From: Greg Kroah-Hartman
Date: Thu Nov 29 2018 - 07:54:27 EST


On Fri, Oct 26, 2018 at 03:39:47PM +0200, Stefan Schmidt wrote:
> Hello Greg.
>
> [Hope I am not to late for this]
>
> On 16/10/2018 19:09, Greg Kroah-Hartman wrote:
> > 4.9-stable review patch. If anyone has any objections, please let me know.
> >
> > ------------------
> >
> > From: Eric Dumazet <edumazet@xxxxxxxxxx>
> >
> > Some applications still rely on IP fragmentation, and to be fair linux
> > reassembly unit is not working under any serious load.
> >
> > It uses static hash tables of 1024 buckets, and up to 128 items per bucket (!!!)
> >
> > A work queue is supposed to garbage collect items when host is under memory
> > pressure, and doing a hash rebuild, changing seed used in hash computations.
> >
> > This work queue blocks softirqs for up to 25 ms when doing a hash rebuild,
> > occurring every 5 seconds if host is under fire.
> >
> > Then there is the problem of sharing this hash table for all netns.
> >
> > It is time to switch to rhashtables, and allocate one of them per netns
> > to speedup netns dismantle, since this is a critical metric these days.
> >
> > Lookup is now using RCU. A followup patch will even remove
> > the refcount hold/release left from prior implementation and save
> > a couple of atomic operations.
> >
> > Before this patch, 16 cpus (16 RX queue NIC) could not handle more
> > than 1 Mpps frags DDOS.
> >
> > After the patch, I reach 9 Mpps without any tuning, and can use up to 2GB
> > of storage for the fragments (exact number depends on frags being evicted
> > after timeout)
> >
> > $ grep FRAG /proc/net/sockstat
> > FRAG: inuse 1966916 memory 2140004608
> >
> > A followup patch will change the limits for 64bit arches.
> >
> > Signed-off-by: Eric Dumazet <edumazet@xxxxxxxxxx>
> > Cc: Kirill Tkhai <ktkhai@xxxxxxxxxxxxx>
> > Cc: Herbert Xu <herbert@xxxxxxxxxxxxxxxxxxx>
> > Cc: Florian Westphal <fw@xxxxxxxxx>
> > Cc: Jesper Dangaard Brouer <brouer@xxxxxxxxxx>
> > Cc: Alexander Aring <alex.aring@xxxxxxxxx>
> > Cc: Stefan Schmidt <stefan@xxxxxxxxxxxxxxx>
> > Signed-off-by: David S. Miller <davem@xxxxxxxxxxxxx>
> > (cherry picked from commit 648700f76b03b7e8149d13cc2bdb3355035258a9)
> > Signed-off-by: Greg Kroah-Hartman <gregkh@xxxxxxxxxxxxxxxxxxx>
> > ---
> > Documentation/networking/ip-sysctl.txt | 7
> > include/net/inet_frag.h | 81 +++----
> > include/net/ipv6.h | 16 -
> > net/ieee802154/6lowpan/6lowpan_i.h | 26 --
> > net/ieee802154/6lowpan/reassembly.c | 91 +++-----
> > net/ipv4/inet_fragment.c | 349 ++++++--------------------------
> > net/ipv4/ip_fragment.c | 112 ++++------
> > net/ipv6/netfilter/nf_conntrack_reasm.c | 51 +---
> > net/ipv6/reassembly.c | 110 ++++------
> > 9 files changed, 267 insertions(+), 576 deletions(-)
> >
>
> When this patch hit master a while back we had to address a regression
> in the ieee802514 6lowpan layer.
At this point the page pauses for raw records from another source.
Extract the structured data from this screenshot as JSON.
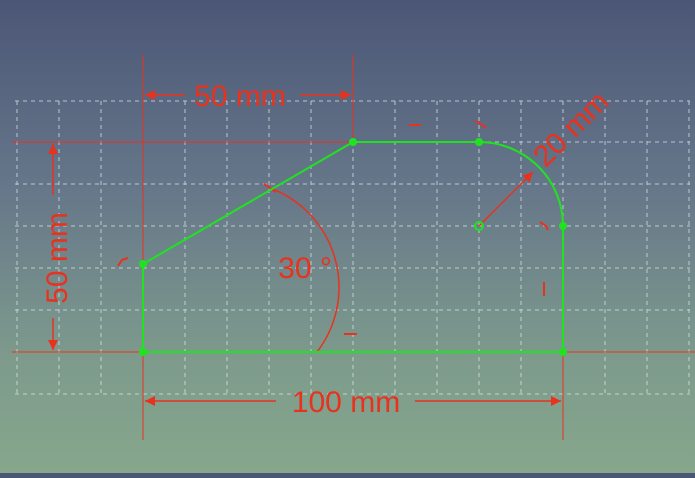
{
  "sketch": {
    "colors": {
      "geometry": "#1fe31f",
      "constraint": "#e8321e",
      "grid": "#dde3e6",
      "background_top": "#4b5676",
      "background_bottom": "#86a78c"
    },
    "dimensions": {
      "top_width": "50 mm",
      "left_height": "50 mm",
      "bottom_width": "100 mm",
      "arc_radius": "20 mm",
      "angle": "30 °"
    }
  }
}
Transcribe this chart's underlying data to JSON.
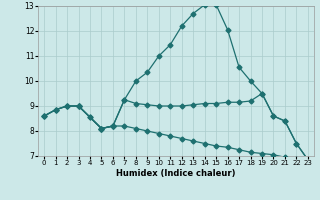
{
  "xlabel": "Humidex (Indice chaleur)",
  "bg_color": "#cce8e8",
  "grid_color": "#aacccc",
  "line_color": "#1e7070",
  "xlim_min": -0.5,
  "xlim_max": 23.5,
  "ylim_min": 7,
  "ylim_max": 13,
  "xticks": [
    0,
    1,
    2,
    3,
    4,
    5,
    6,
    7,
    8,
    9,
    10,
    11,
    12,
    13,
    14,
    15,
    16,
    17,
    18,
    19,
    20,
    21,
    22,
    23
  ],
  "yticks": [
    7,
    8,
    9,
    10,
    11,
    12,
    13
  ],
  "curves": [
    {
      "x": [
        0,
        1,
        2,
        3,
        4,
        5,
        6,
        7,
        8,
        9,
        10,
        11,
        12,
        13,
        14,
        15,
        16,
        17,
        18,
        19,
        20,
        21,
        22,
        23
      ],
      "y": [
        8.6,
        8.85,
        9.0,
        9.0,
        8.55,
        8.1,
        8.2,
        9.25,
        10.0,
        10.35,
        11.0,
        11.45,
        12.2,
        12.7,
        13.05,
        13.05,
        12.05,
        10.55,
        10.0,
        9.5,
        8.6,
        8.4,
        7.5,
        6.85
      ]
    },
    {
      "x": [
        0,
        1,
        2,
        3,
        5,
        6,
        7,
        8,
        9,
        10,
        11,
        12,
        13,
        14,
        15,
        16,
        17,
        18,
        19,
        20,
        21,
        22,
        23
      ],
      "y": [
        8.6,
        8.85,
        9.0,
        9.0,
        8.1,
        8.2,
        9.25,
        9.1,
        9.05,
        9.0,
        9.0,
        9.0,
        9.05,
        9.1,
        9.1,
        9.15,
        9.15,
        9.2,
        9.5,
        8.6,
        8.4,
        7.5,
        6.85
      ]
    },
    {
      "x": [
        0,
        1,
        2,
        3,
        5,
        6,
        7,
        8,
        9,
        10,
        11,
        12,
        13,
        14,
        15,
        16,
        17,
        18,
        19,
        20,
        21,
        22,
        23
      ],
      "y": [
        8.6,
        8.85,
        9.0,
        9.0,
        8.1,
        8.2,
        8.2,
        8.1,
        8.0,
        7.9,
        7.8,
        7.7,
        7.6,
        7.5,
        7.4,
        7.35,
        7.25,
        7.15,
        7.1,
        7.05,
        6.95,
        6.9,
        6.85
      ]
    },
    {
      "x": [
        3,
        4,
        5,
        6
      ],
      "y": [
        9.0,
        8.55,
        8.1,
        8.2
      ]
    }
  ]
}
It seems this fix is missing in the
> backport series (only looking at your patchset here, no the full tree).
>
> https://git.kernel.org/pub/scm/linux/kernel/git/davem/net.git/commit/?id=f18fa5de5ba7f1d6650951502bb96a6e4715a948
>
> I would appreciate if you could pull this into this series as well.

Now queued up for 4.14 and 4.9 as well, thanks.

greg k-h